The business community believes that the funding environment will improve if FSS's recent policy becomes established. Some corporations have pushed for excessive capital increases without gaining shareholder consent, creating an atmosphere where capital increases by all listed companies were frowned upon. However, if FSS enforces strict standards for unusual capital increases, it is expected that regular capital increases can proceed smoothly as before.
On the 27th, FSS disclosed the review direction for capital increase securities registration statement, stating that it will focus its review if there are concerns about shareholder value dilution or damage to general shareholder rights.
The key point of this review direction is the introduction of "focus review" for capital increase securities registration statements. If a listing company is subject to focus review, FSS will examine whether the rationale for the capital increase, the communication procedures with shareholders, and discussions at the board of directors are clearly stated in the securities registration statement.
Companies must submit a securities registration statement detailing their capital increase plans to the financial authorities, and they can only proceed with the increase after this statement is approved. If controversy escalates, companies selected for focus review must accurately document the circumstances surrounding the issue, its impact on the company, and their response in the securities registration statement. During this process, company representatives must also have face-to-face consultations at least once.
There are several criteria for becoming a focus review target, one of which is excessive estimates of Initial Public Offering (IPO) performance. When corporations conduct an IPO, they present future sales and operating profit targets, and if they conduct a capital increase at a significantly lower level, they are considered for focus review. Not all companies are subjected to this.
An FSS official said, "It will be targeted at companies that have gone public not long ago," adding that there could be cases of intentional evasion due to the lack of a specific disclosure time. The market sees companies that have gone public within a year as likely candidates.
Additional criteria for focus review selection include ▲ the ratio of capital increase ▲ discount rate ▲ new business investments ▲ occurrence of management disputes ▲ financial performance deterioration or decline in financial structure for three consecutive years ▲ participation of underwriters receiving multiple corrections.
With the introduction of focus review, corporations' funding is expected to become faster. FSS review of capital increases will take a minimum of 10 trading days. If FSS determines that the explanation of investment risks is insufficient after reviewing the securities registration statement, it may instruct the company to rewrite it.
If a securities registration statement is not submitted within three months after an FSS correction request, the capital increase plan is considered completely withdrawn, forcing companies in urgent need of funds to comply with FSS's demands. There is no limit to the number of correction requests from FSS, so capital increases could be delayed by several months. Semiconductor substrate manufacturer ISU PETASYS submitted a securities registration statement on Nov. 8 last year to conduct a capital increase, but it only passed the FSS review on the 21st of this month, three months later, finalizing its first issuance price.

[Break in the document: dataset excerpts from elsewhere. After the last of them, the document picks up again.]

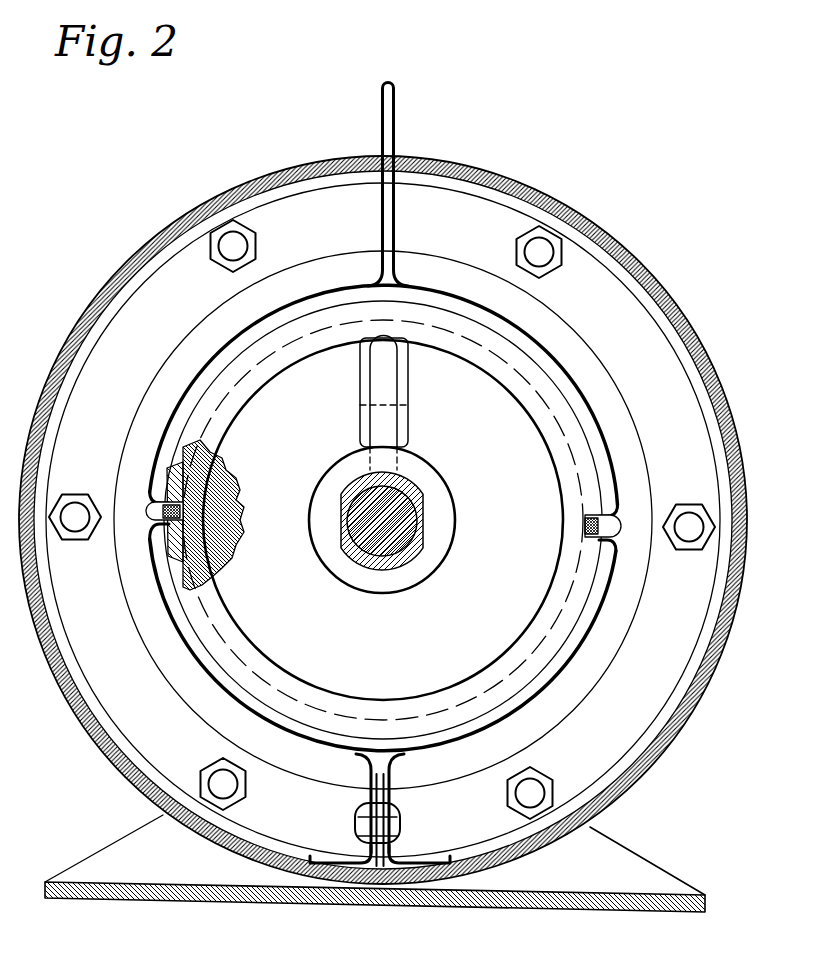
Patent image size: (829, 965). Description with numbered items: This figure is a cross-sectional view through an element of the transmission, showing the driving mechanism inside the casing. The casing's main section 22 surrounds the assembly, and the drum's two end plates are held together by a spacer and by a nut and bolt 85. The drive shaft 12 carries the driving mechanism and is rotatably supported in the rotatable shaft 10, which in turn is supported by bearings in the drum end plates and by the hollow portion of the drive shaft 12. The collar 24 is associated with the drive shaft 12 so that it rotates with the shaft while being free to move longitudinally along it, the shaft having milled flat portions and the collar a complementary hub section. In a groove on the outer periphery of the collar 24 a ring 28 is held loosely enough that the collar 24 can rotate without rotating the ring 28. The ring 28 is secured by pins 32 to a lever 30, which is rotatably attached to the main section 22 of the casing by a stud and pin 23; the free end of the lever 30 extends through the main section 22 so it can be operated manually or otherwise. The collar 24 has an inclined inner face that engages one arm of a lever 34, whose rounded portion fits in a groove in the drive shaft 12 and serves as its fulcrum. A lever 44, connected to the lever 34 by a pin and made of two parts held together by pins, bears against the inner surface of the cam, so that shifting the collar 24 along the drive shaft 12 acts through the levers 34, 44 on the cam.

The rotatable shaft 10 is at (368, 510).
The drive shaft 12 is at (422, 513).
The main section 22 is at (537, 183).
The stud and pin 23 is at (404, 828).
The collar 24 is at (396, 521).
The ring 28 is at (170, 483).
The lever 30 is at (397, 121).
The pins 32 is at (143, 518).
The lever 34 is at (387, 366).
The lever 44 is at (408, 423).
The nut and bolt 85 is at (553, 278).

With the establishment of focus review, FSS will conduct intensive reviews for problematic cases over a period of five trading days. It is expected that the long review times that have previously caused complaints from listed companies — which urgently needed funds for capital increases — will be somewhat alleviated. However, just because a company was selected as a focus review target at the time of announcing its capital increase plan, it does not mean that it will continue to be on the focus review track when submitting a second securities registration statement.
Regarding this, a business insider commented, "I think it will serve as a criterion to distinguish between good and poor companies." Another insider also noted, "We have to wait to see how it will be implemented," while interpreting it as part of normalizing the capital market and establishing appropriate order in the issuance market.
Meanwhile, FSS emphasized that this measure is not intended to assess the legitimacy of corporations' capital increases. Even if they do not gain shareholder support, they can proceed with the increase if they sufficiently include investment risk factors. FSS explained, "Through focus reviews, we aim to induce transparent and complete disclosure of the background and discussion procedures for capital increases, thereby enhancing trust in the issuance market and protecting shareholder rights while also assisting companies in raising funds."